9. Get rid of the supporting infrastructure or inhibit communication with cells (such as bone marrow mast cells) that are enabling the support of lymphoplasmacytic cell growth. In any cancer, the cells need a support structure in order to support the higher than normal growth. Also, there may be some kind of signaling mechanism that tells these defective cells to grow. If you can either remove the guy sending the signals, or inhibit the signals from reaching the receiver, you may be able to stop the growth of the cancer. Similarly, there may be cells or other supporting infrastructure that the cancer cells need to survive and multiply. In traditional cancers, for example, the cancer needs to grow excess blood vessels in order to supply the evil troops with food. So if you can cut off the energy supply to the malignant cells, they will die of starvation or neglect.
10. understand why the body develops resistance to the existing chemo treatment and circumvent it so that treatments may be repeated as necessary to keep things under control. This likely isn't a very viable strategy for at least two reasons: 1) if this was easy, we'd have antibiotics that people don't develop a resistance to and 2) the more stress you put healthy organs under, the greater the chance they will fail on the next treatment.
11. Prevent the defective B-cells from replicating (currently, I don't understand whether the stem cells create all the B-cells or whether the stem cells create some B-cells and those B-cells replicate or both)
12. Cut short the normal lifespan of the defective B-cells, i.e., so that they die sooner than the life of a normal B-cell
13. Prevent the defective B-cell from living an extended life (this assumes the defective B-cells live longer than normal B-cells or replicate forever or replicate at a more rapid rate than normal)
14. Reduce the number of replications of the defective cells, e.g., either entirely prevent the defective cell from replicating itself or do something that impedes the defective cells from replicating out of control either by slowing down the rate of replication or the total number of offspring.

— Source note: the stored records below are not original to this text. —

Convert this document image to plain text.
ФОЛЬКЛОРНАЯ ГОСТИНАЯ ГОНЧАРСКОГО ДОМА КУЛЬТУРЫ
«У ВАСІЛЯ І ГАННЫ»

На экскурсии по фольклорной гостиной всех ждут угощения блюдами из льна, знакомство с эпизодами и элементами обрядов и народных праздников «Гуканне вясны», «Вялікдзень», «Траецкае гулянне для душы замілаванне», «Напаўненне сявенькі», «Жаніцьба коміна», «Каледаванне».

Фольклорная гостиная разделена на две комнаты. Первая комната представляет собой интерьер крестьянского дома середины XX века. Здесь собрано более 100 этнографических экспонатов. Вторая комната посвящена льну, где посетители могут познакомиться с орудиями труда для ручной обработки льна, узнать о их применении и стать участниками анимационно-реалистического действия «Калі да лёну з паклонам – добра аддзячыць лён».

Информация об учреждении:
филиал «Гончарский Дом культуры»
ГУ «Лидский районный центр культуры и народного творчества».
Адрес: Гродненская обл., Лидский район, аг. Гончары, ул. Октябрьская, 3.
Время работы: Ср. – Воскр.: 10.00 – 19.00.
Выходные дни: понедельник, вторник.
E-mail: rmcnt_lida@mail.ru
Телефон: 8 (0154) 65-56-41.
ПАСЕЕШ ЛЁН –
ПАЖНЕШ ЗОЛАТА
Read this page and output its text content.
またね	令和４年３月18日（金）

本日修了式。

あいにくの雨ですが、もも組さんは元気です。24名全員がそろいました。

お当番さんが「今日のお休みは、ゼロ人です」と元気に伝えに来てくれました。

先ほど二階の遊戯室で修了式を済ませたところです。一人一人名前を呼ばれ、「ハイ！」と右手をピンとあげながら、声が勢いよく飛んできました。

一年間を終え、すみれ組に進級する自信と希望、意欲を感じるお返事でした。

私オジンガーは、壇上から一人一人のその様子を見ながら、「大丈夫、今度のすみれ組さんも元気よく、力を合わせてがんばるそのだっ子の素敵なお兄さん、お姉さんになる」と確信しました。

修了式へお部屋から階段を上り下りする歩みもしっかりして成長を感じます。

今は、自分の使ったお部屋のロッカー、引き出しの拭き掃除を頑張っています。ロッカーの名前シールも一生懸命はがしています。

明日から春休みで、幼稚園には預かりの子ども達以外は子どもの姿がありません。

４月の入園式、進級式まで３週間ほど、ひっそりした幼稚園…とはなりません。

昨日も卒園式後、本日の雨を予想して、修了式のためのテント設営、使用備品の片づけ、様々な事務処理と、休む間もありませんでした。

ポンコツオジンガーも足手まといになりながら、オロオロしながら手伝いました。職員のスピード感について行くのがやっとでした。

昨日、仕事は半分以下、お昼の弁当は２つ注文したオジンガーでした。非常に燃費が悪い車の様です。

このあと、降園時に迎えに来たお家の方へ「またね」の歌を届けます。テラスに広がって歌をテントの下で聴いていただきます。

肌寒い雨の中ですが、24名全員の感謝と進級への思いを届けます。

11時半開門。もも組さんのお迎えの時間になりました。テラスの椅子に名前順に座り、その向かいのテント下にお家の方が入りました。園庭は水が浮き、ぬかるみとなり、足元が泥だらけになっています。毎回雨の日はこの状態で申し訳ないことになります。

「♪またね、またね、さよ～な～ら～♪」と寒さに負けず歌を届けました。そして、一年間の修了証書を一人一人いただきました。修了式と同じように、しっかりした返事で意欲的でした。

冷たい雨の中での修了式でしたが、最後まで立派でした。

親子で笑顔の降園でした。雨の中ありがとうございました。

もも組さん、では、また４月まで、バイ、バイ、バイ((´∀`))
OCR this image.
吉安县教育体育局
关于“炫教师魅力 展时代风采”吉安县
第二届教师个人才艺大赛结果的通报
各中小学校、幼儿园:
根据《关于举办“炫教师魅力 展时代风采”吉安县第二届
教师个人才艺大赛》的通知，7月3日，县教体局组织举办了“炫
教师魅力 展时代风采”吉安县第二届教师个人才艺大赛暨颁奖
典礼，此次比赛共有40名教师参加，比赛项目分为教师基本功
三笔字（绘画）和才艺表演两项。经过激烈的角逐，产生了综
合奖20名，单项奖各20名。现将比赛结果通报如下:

15. Figure out a way to make more IgM cells class switch into some other class such as IgG. I have no idea if this would be effective; if you could do it, it would be much more of a treatment than a cure and it isn't clear that the cure would actually be an improvement.
16. If the B-cell is T-cell dependent, then if you can stop the T cell from helping out a diseased B-cell, the plasma cell will not be created. On the other hand, if the T-cells are the problem because they are defective and when a defective T-cell activates a B-cell to create a defective plasma cell, then we need to understand that more.

And here are some things I'd like to understand better:

1. Is the disease is due to oncogenes that have been turned on or by tumor suppressor genes that have been turned off?
2. There are many DNA changes in WM cells. Which one(s) are significant, if any?
3. How important is the excess production of interleukin-6 (by the dendritic cells in the bone marrow) to the disease? Is reducing the IL-6 production effective in slowing WM?